Once I’m done taking all of this in, I feel annoyed that I’m not doing any of those things. But mostly, I feel annoyed that I have just wasted a good portion of the day – and if you add it all up, a good portion of my life – watching other people do ‘stuff’.
The ‘stuff’ that I have just watched, doesn’t add to my life in any way, shape or form. It doesn’t promote intellectual discussion, it doesn’t inform me of anything, I don’t close Snapchat and think ‘wow, you learn something new everyday.’ Instead of building and bettering my own life, I’m just looking through a little window into other people’s lives and gaining nothing from it.
It was after realising this and stumbling across Louis C.K on Youtube talking about about why he hates smart phones and why being alone is what makes us human, that I decided to spend less time on my phone and more time engaging in real life.
So last week my flatmate Rachel and I, after agreeing we spend too many evenings lying on the sofas showing each other Facebook posts and discussing our friend’s latest upload, we made a list of changes we’re going to make and little adventures we’re going to embark on throughout May and beyond. It was a list of things we could do, be it together or alone, which don’t involve social media.
The list includes bottomless brunch (which we won’t photograph), walks in the Peaks with regular pub stops, evening strolls, reading more books, watching more documentaries, visiting the alpaca farm (don’t ask), a cheese and wine evening, a couple of charity events, attend an art exhibition and enjoy a day out in Leeds. This is by no means exhaustive and the list grows everyday and at this rate, we’re not even going to fit it all in before the summer starts, but it’s worth a shot.
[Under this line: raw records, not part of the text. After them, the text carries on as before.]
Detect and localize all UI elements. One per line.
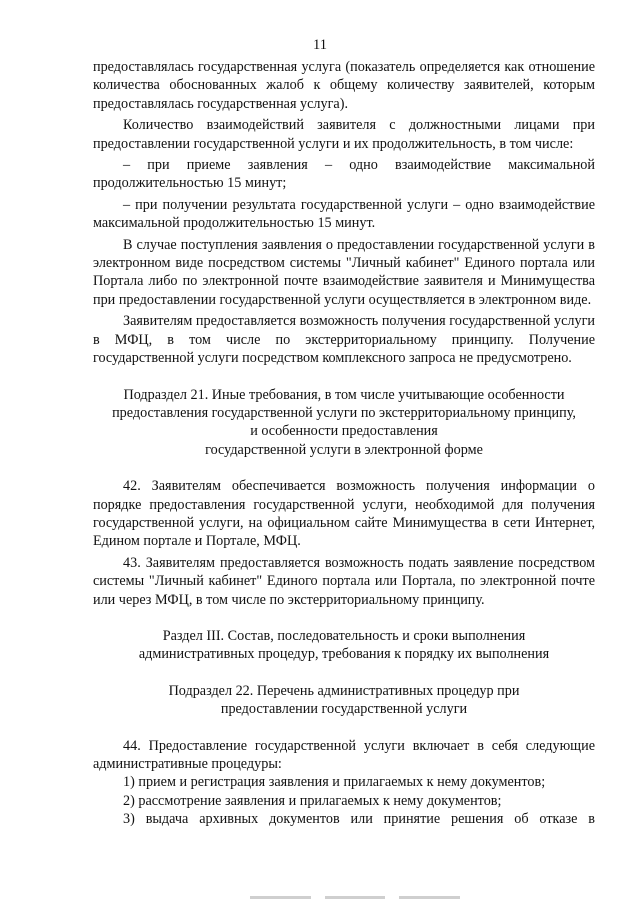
procedure-list-item: 1) прием и регистрация заявления и прилагаемых к нему документов; [123, 774, 546, 791]
section-3-line: Раздел III. Состав, последовательность и сроки выполнения [162, 627, 526, 644]
subsection-21-heading [93, 386, 595, 460]
paragraph-interactions: Количество взаимодействий заявителя с должностными лицами при предоставлении государственной услуги и их продолжительность, в том числе: [93, 117, 595, 152]
paragraph-electronic-application: В случае поступления заявления о предоставлении государственной услуги в электронном виде посредством системы "Личный кабинет" Единого портала или Портала либо по электронной почте взаимодействие заявителя и Минимущества при предоставлении государственной услуги осуществляется в электронном виде. [93, 236, 595, 308]
subsection-21-line: государственной услуги в электронной форме [205, 441, 483, 458]
paragraph-item-43: 43. Заявителям предоставляется возможность подать заявление посредством системы "Личный кабинет" Единого портала или Портала, по электронной почте или через МФЦ, в том числе по экстерриториальному принципу. [93, 554, 595, 608]
subsection-22-line: Подраздел 22. Перечень административных процедур при [168, 682, 520, 699]
paragraph-interaction-on-application: – при приеме заявления – одно взаимодействие максимальной продолжительностью 15 минут; [93, 157, 595, 192]
paragraph-item-44: 44. Предоставление государственной услуги включает в себя следующие административные процедуры: [93, 737, 595, 772]
subsection-21-line: предоставления государственной услуги по экстерриториальному принципу, [112, 404, 576, 421]
page-body [93, 58, 595, 829]
scan-footer-artifacts [250, 896, 460, 900]
section-3-line: административных процедур, требования к порядку их выполнения [138, 646, 550, 663]
paragraph-complaints-indicator: предоставлялась государственная услуга (показатель определяется как отношение количества обоснованных жалоб к общему количеству заявителей, которым предоставлялась государственная услуга). [93, 59, 595, 112]
page-number: 11 [313, 37, 327, 53]
subsection-22-heading [93, 682, 595, 719]
paragraph-interaction-on-result: – при получении результата государственной услуги – одно взаимодействие максимальной продолжительностью 15 минут. [93, 196, 595, 232]
paragraph-item-42: 42. Заявителям обеспечивается возможность получения информации о порядке предоставления государственной услуги, необходимой для получения государственной услуги, на официальном сайте Минимущества в сети Интернет, Едином портале и Портале, МФЦ. [93, 478, 595, 550]
procedure-list-item: 3) выдача архивных документов или принятие решения об отказе в [123, 811, 595, 828]
subsection-22-line: предоставлении государственной услуги [220, 701, 468, 718]
subsection-21-line: Подраздел 21. Иные требования, в том числе учитывающие особенности [123, 386, 565, 403]
scan-artifact-mark [325, 896, 386, 899]
scan-artifact-mark [250, 896, 311, 899]
section-3-heading [93, 627, 595, 664]
scan-artifact-mark [399, 896, 460, 899]
subsection-21-line: и особенности предоставления [250, 423, 438, 440]
procedure-list-item: 2) рассмотрение заявления и прилагаемых к нему документов; [123, 792, 502, 809]
paragraph-mfc-possibility: Заявителям предоставляется возможность получения государственной услуги в МФЦ, в том числе по экстерриториальному принципу. Получение государственной услуги посредством комплексного запроса не предусмотрено. [93, 313, 595, 367]
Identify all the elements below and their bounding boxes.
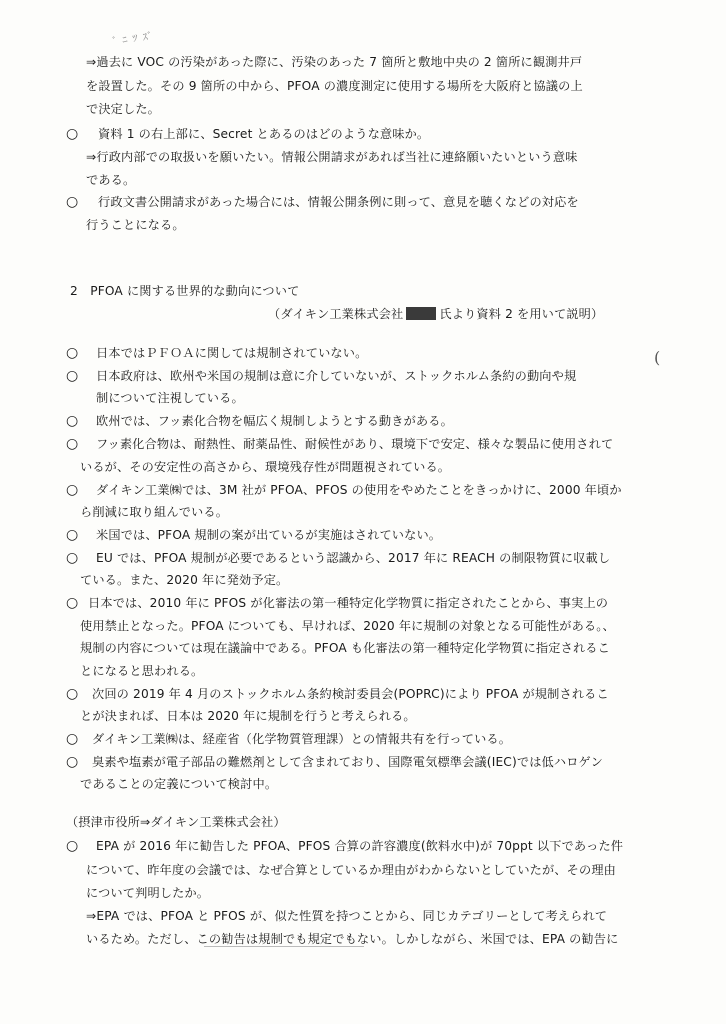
bullet-icon: ○ xyxy=(66,754,79,770)
bullet-text: 臭素や塩素が電子部品の難燃剤として含まれており、国際電気標準会議(IEC)では低ハロゲン xyxy=(92,755,603,769)
answer-line: ⇒行政内部での取扱いを願いたい。情報公開請求があれば当社に連絡願いたいという意味 xyxy=(86,150,578,164)
section-heading: 2 PFOA に関する世界的な動向について xyxy=(70,284,300,298)
bullet-text: とが決まれば、日本は 2020 年に規制を行うと考えられる。 xyxy=(80,709,416,723)
bullet-text: いるが、その安定性の高さから、環境残存性が問題視されている。 xyxy=(80,460,451,474)
answer-line: ⇒過去に VOC の汚染があった際に、汚染のあった 7 箇所と敷地中央の 2 箇所に観測井戸 xyxy=(86,55,583,69)
bullet-icon: ○ xyxy=(66,550,79,566)
answer-line: いるため。ただし、この勧告は規制でも規定でもない。しかしながら、米国では、EPA の勧告に xyxy=(86,932,619,946)
bullet-text: フッ素化合物は、耐熱性、耐薬品性、耐候性があり、環境下で安定、様々な製品に使用されて xyxy=(96,437,614,451)
bullet-text: ら削減に取り組んでいる。 xyxy=(80,505,229,519)
bullet-text: 日本ではＰＦＯＡに関しては規制されていない。 xyxy=(96,346,368,360)
answer-line: を設置した。その 9 箇所の中から、PFOA の濃度測定に使用する場所を大阪府と協議の上 xyxy=(86,79,583,93)
handwritten-scribble: ﾞ ﾆ ﾂ ｽﾞ xyxy=(111,31,155,48)
bullet-text: であることの定義について検討中。 xyxy=(80,777,278,791)
redaction-block xyxy=(406,307,436,320)
bullet-text: EU では、PFOA 規制が必要であるという認識から、2017 年に REACH の制限物質に収載し xyxy=(96,551,611,565)
bullet-icon: ○ xyxy=(66,686,79,702)
presenter-before: （ダイキン工業株式会社 xyxy=(268,307,404,321)
bullet-icon: ○ xyxy=(66,126,79,142)
question-line: EPA が 2016 年に勧告した PFOA、PFOS 合算の許容濃度(飲料水中)が 70ppt 以下であった件 xyxy=(96,839,624,853)
bullet-text: ダイキン工業㈱では、3M 社が PFOA、PFOS の使用をやめたことをきっかけに、2000 年頃か xyxy=(96,483,622,497)
question-line: について判明したか。 xyxy=(86,886,210,900)
bullet-text: ダイキン工業㈱は、経産省（化学物質管理課）との情報共有を行っている。 xyxy=(92,732,512,746)
bullet-icon: ○ xyxy=(66,482,79,498)
bullet-icon: ○ xyxy=(66,731,79,747)
note-line: 行政文書公開請求があった場合には、情報公開条例に則って、意見を聴くなどの対応を xyxy=(98,195,579,209)
bullet-text: 制について注視している。 xyxy=(96,391,244,405)
answer-line: ⇒EPA では、PFOA と PFOS が、似た性質を持つことから、同じカテゴリーとして考えられて xyxy=(86,909,608,923)
answer-line: で決定した。 xyxy=(86,102,161,116)
bullet-icon: ○ xyxy=(66,413,79,429)
bullet-icon: ○ xyxy=(66,595,79,611)
note-line: 行うことになる。 xyxy=(86,218,185,232)
margin-mark: ( xyxy=(654,348,661,367)
bullet-icon: ○ xyxy=(66,436,79,452)
bullet-icon: ○ xyxy=(66,345,79,361)
presenter-after: 氏より資料 2 を用いて説明） xyxy=(439,307,604,321)
bullet-icon: ○ xyxy=(66,527,79,543)
bullet-text: 欧州では、フッ素化合物を幅広く規制しようとする動きがある。 xyxy=(96,414,453,428)
presenter-note xyxy=(268,306,603,323)
bullet-icon: ○ xyxy=(66,368,79,384)
bullet-text: 日本政府は、欧州や米国の規制は意に介していないが、ストックホルム条約の動向や規 xyxy=(96,369,577,383)
question-line: 資料 1 の右上部に、Secret とあるのはどのような意味か。 xyxy=(98,127,430,141)
scan-underline xyxy=(204,946,364,947)
bullet-text: 米国では、PFOA 規制の案が出ているが実施はされていない。 xyxy=(96,528,442,542)
answer-line: である。 xyxy=(86,173,136,187)
bullet-text: 日本では、2010 年に PFOS が化審法の第一種特定化学物質に指定されたことから、事実上の xyxy=(88,596,609,610)
bullet-text: 使用禁止となった。PFOA についても、早ければ、2020 年に規制の対象となる可能性がある。、 xyxy=(80,619,615,633)
bullet-text: 規制の内容については現在議論中である。PFOA も化審法の第一種特定化学物質に指定されるこ xyxy=(80,641,610,655)
subsection-heading: （摂津市役所⇒ダイキン工業株式会社） xyxy=(66,815,286,829)
question-line: について、昨年度の会議では、なぜ合算としているか理由がわからないとしていたが、その理由 xyxy=(86,863,617,877)
bullet-icon: ○ xyxy=(66,838,79,854)
bullet-text: 次回の 2019 年 4 月のストックホルム条約検討委員会(POPRC)により PFOA が規制されるこ xyxy=(92,687,609,701)
bullet-text: とになると思われる。 xyxy=(80,664,204,678)
bullet-icon: ○ xyxy=(66,194,79,210)
bullet-text: ている。また、2020 年に発効予定。 xyxy=(80,573,289,587)
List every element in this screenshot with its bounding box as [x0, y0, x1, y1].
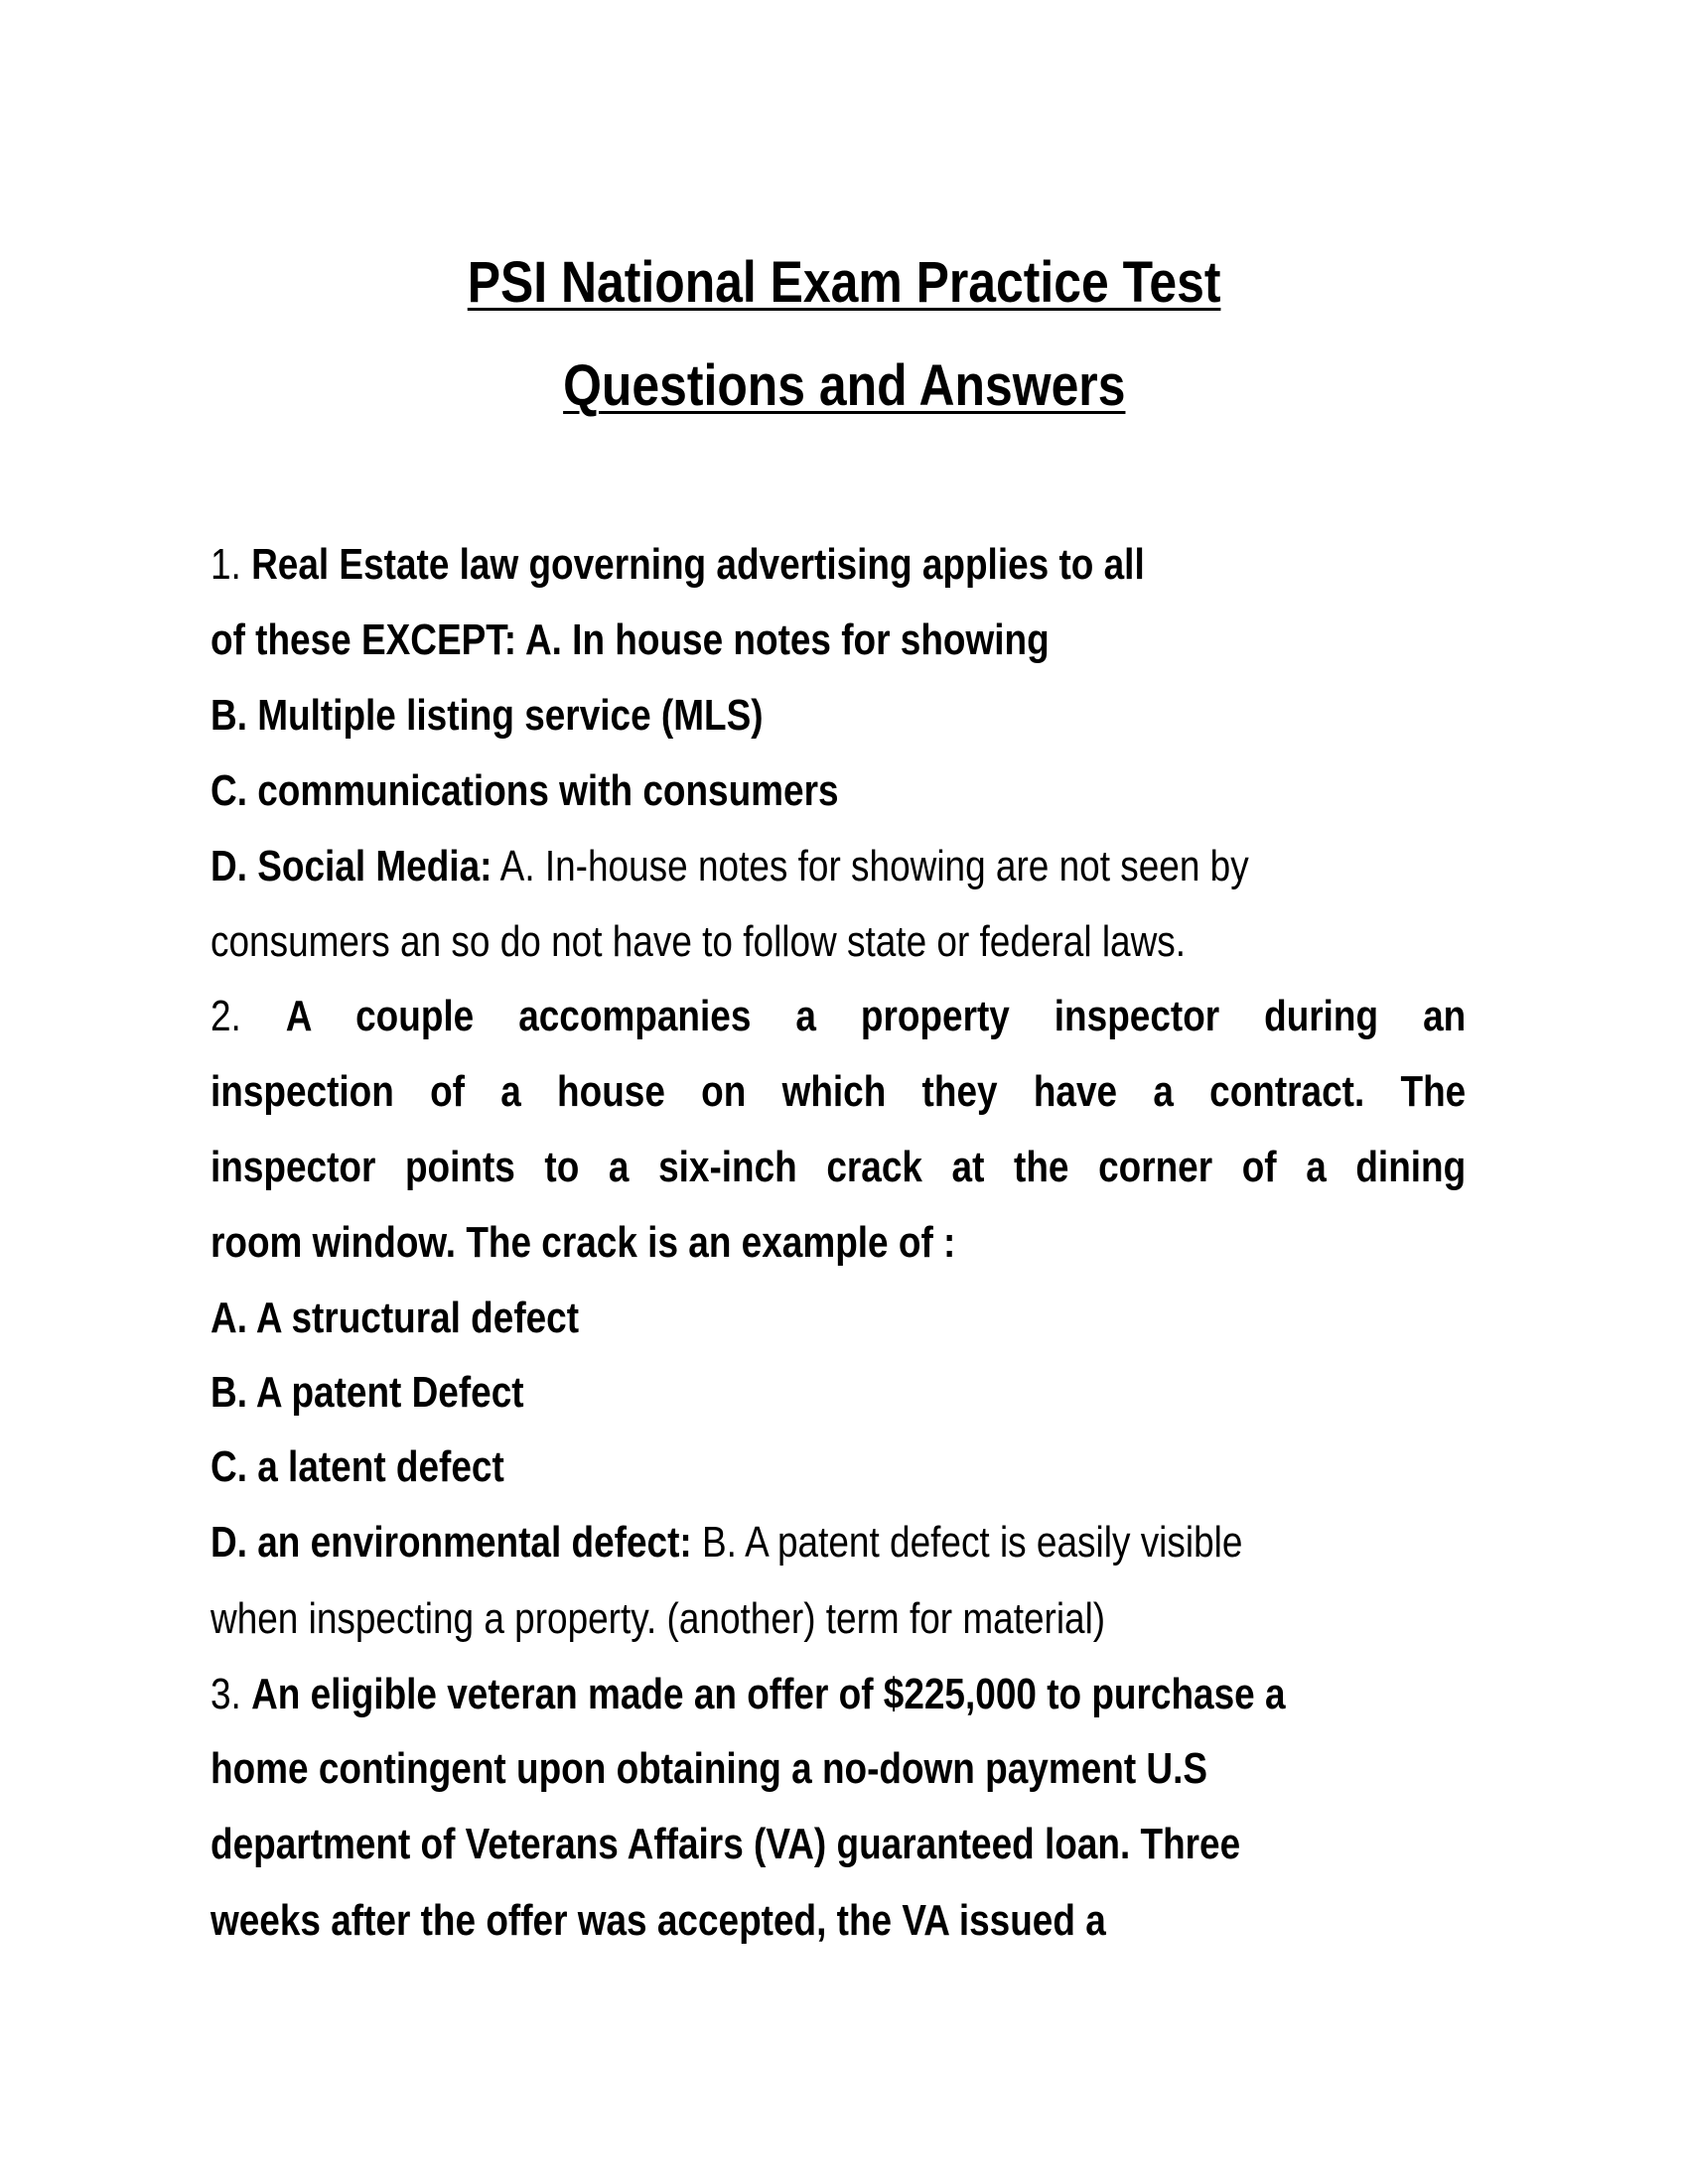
question-2-line	[211, 1138, 1466, 1197]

I began to make changes this week. I started to read The Beach yesterday whilst I was on the train from Nottingham to Sheffield, instead of looking at memes and tagging my friends in the ones I found most relatable. This morning, instead of watching Made in Chelsea whilst I got ready, I started to watch Making a Murderer (yes, I realise I’m a little late with that one). Today, I walked to university without listening to music and instead I thought about course deadlines, my Nanny, who has recently been diagnosed with dementia and my past and failed relationships. Yes, some of those thoughts are upsetting but I decided it was healthier to dwell on them rather than push them aside and watch a video of a fat toddler dancing. And lastly, this afternoon I went for a coffee by myself. I took my laptop but knowing I wouldn’t be able to connect to any wifi and get sucked into the realms of social media and I wrote this very blog post. Admittedly, sitting in a cafe on your own can make you feel a little self conscious at first but after the ten minutes or so, that feeling ceased.
And do you know what, it was refreshing. It has given my mind a rest from the constant judging and analysing of my own life in comparison to other people’s lives. It was refreshing to know that I had achieved something, even if it was only reading a few chapters of a book, rather than consuming a load of drivel and consequently feeling as though my life is inadequate. It also meant that when I eventually did sit down to look at my phone, which don’t get me wrong, I am still doing more than once a day, I was viewing content which I hadn’t yet seen.
I’m hoping these changes are going to last, I don’t want it to be a lifestyle ‘diet’ which I keep up for no more than a few weeks. And I’m fully aware that I’m never going to cut out social media completely but I’m hoping this will be a permanent but very slight adjustment which improves my mental wellbeing for the foreseeable future.